Представилось мне вдруг, что не в душной комнате сижу я, а в мрачном, вонючем подземелье, и кто-то со звероватой, перекошенной рожей пытает меня, разведчика, раскаленным железом, а я, зажавшись в комок от боли, молчу. И ни за что не открою рта, пусть режет, гад, фашист, на кусочки. Как ненавидел я его и всех этих серо-зеленых, стиснув зубы, как остро сожалел, что мне всего только девять…
Прошла вечность, и еще немного. Вполне достаточный срок, чтобы вымер весь город. Уже, все страхи пережив, не шептались наши мамы ни о мужьях, ни о немецких листовках, ни о том, что кому-то пришло письмо с тщательно вымаранными тушью строчками. Притихли, осоловели и мы, мелкота, часто дыша ртами лица у всех как-то позеленели — явный признак отравления… Воздух загустел, хоть режь его на кусочки.
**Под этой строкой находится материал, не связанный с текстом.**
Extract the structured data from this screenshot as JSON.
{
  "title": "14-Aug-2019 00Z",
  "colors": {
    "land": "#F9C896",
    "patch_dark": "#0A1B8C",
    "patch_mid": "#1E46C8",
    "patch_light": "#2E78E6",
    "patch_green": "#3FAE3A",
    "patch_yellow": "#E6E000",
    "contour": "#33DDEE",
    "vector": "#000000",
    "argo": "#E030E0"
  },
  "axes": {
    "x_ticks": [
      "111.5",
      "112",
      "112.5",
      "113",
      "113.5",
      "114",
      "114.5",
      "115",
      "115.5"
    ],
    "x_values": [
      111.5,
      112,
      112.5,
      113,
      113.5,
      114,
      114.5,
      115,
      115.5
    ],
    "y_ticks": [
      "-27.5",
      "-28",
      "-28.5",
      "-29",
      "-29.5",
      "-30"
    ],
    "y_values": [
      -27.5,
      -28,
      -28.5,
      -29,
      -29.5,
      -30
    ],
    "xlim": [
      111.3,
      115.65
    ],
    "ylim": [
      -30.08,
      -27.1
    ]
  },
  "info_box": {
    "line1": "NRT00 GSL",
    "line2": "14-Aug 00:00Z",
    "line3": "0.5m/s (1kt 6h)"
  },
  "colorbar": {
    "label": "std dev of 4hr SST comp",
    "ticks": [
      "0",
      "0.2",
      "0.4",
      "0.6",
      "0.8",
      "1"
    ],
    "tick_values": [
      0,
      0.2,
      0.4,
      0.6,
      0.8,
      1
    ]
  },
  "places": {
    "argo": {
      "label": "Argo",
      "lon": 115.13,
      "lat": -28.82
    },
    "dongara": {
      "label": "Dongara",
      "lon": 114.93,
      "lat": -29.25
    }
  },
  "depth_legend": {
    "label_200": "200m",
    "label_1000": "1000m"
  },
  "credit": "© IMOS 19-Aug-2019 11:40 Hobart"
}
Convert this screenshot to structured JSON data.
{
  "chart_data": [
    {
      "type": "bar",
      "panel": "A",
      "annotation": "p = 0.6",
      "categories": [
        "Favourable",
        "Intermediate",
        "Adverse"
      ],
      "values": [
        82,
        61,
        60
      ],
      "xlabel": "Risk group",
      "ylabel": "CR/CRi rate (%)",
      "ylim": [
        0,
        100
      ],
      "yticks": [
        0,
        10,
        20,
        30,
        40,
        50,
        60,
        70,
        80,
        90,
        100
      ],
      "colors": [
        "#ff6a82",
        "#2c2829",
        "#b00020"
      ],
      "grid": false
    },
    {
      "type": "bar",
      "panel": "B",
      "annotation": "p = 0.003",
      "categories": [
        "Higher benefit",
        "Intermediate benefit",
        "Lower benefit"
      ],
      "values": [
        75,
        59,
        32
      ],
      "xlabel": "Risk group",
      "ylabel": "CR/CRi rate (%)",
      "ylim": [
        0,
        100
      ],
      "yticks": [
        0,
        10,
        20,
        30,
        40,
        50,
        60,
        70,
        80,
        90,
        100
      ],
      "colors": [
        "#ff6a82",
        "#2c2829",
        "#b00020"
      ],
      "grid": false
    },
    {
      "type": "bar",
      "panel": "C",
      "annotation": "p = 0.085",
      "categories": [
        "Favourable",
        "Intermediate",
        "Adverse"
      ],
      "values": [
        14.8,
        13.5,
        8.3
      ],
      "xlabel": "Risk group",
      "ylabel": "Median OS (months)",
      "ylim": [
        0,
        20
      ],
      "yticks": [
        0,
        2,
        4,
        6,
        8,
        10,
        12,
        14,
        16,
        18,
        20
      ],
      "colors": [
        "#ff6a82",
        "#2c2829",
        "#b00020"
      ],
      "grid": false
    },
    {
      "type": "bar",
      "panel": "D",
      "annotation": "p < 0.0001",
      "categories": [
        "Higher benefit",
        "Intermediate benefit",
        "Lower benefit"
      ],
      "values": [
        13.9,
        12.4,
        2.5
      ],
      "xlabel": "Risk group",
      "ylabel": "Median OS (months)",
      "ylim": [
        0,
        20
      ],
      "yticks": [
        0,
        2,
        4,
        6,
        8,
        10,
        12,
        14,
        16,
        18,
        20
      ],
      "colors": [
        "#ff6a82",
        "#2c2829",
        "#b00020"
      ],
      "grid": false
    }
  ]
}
Отяжелела дурманом полная голова.
— Доколе сидеть-то будем? — ворохнувгаись, подала голос бабушка Тюрина.
Никто не ответил ей.
И вдруг мне почудилось, как по ту сторону стены, где перестало существовать все живое, скрипнула галька… Вот чьи-то шаги отпечатались по ступеням и дрогнула запертая на крючок дверь.
— Нина!— раздался голос с того света, очень похожий на дяди Костин.
Все молча пережидали, когда исчезнет это наваждение.
— Нина… открой же!
Стряхнув оцепенение, тетя Нина бросилась порогу и, прильнув к двери, выдохнула:
— Костик, ты жив!
— Ну что за шутки,— осерчал голос.
— Там все уже кончилось?
— Открой же, ну что случилось?
— Но газы, Костик…
— Значит, я мертвец! — помедлив, отчетливо сказали за дверью.
Тетя Нина решительно поддала снизу кулачком, крючок с лязгом отскочил, полетело на пол тщательно промазанное рванье, и на лороге нарисовалось сердитое, широкоскулое лицо дяди Кости. Оно явно удлинилось при виде всех нас, сидящих и стоящих кто где в обществе разнокалиберных кастрюль, и мисок, и баулов. Веснушчатый, лопаткой нос стралальчески сморщился:
— Да, газов здесь, действительно, многовато.
Женщины захохотали сразу облегченно и радостно, а мы, мальчишки, погодя, но уж зато разошлись, раскатились, подвывая и размазывая слезы,— не остановить. Так здорово не смеялись мы даже на «Веселых ребятах», когда подглядывали эту комедию, повиснув на перилах веранды в госпитале.
— Га-зы,— с удовольствием повторил дядя Костя.— Кто это у вас такой бдительный нашелся?
Все закрутили головами и уставились на меня, как будто я все еще стоял здесь во весь свой рост, а не превратился в махонького, с ноготь величиной человечка. Но Ваке показалось этого мало и, выставив скользкий от мыла палец, как пистолет, он пригвоздил «паникера» к стенке:
— Во! Он!
Лучше бы сгноили меня в ту минуту всеми боевыми отравляющими: ипритом и люизитом, фосгеном и дифосгеном вместе.
Спасибо Токе, выкрикнул он те слова, что застряли у меня где-то пониже горла:
— А белый хвост!. Ведь все же видели, «хейнкель» летел, а за ним… Ведь все же видели!..
— Это отработанные газы,— спокойно пояснил дядя Костя.:—Говорят, у фрицев с горючкой плоховато…
Мы выходили на волю будто из склепа. И — ах как сладок, до головокружения, показался мне воздух, пропитанный яростным ароматом душистого табака,— да, да, конечно же табака, а никакой не герани,— подгнивших остатков яблок и близкого отсюда моря. Какое это, оказывается, благо — дышать полной грудью и чувствовать, сколь чисто небо над головой, в котором кружатся сизари, сколь буйны стоголосые запахи земли, сколь ярка и трепетна готовая  опасть листва, сколь безогляден вокруг тебя мир, в котором все только начинается.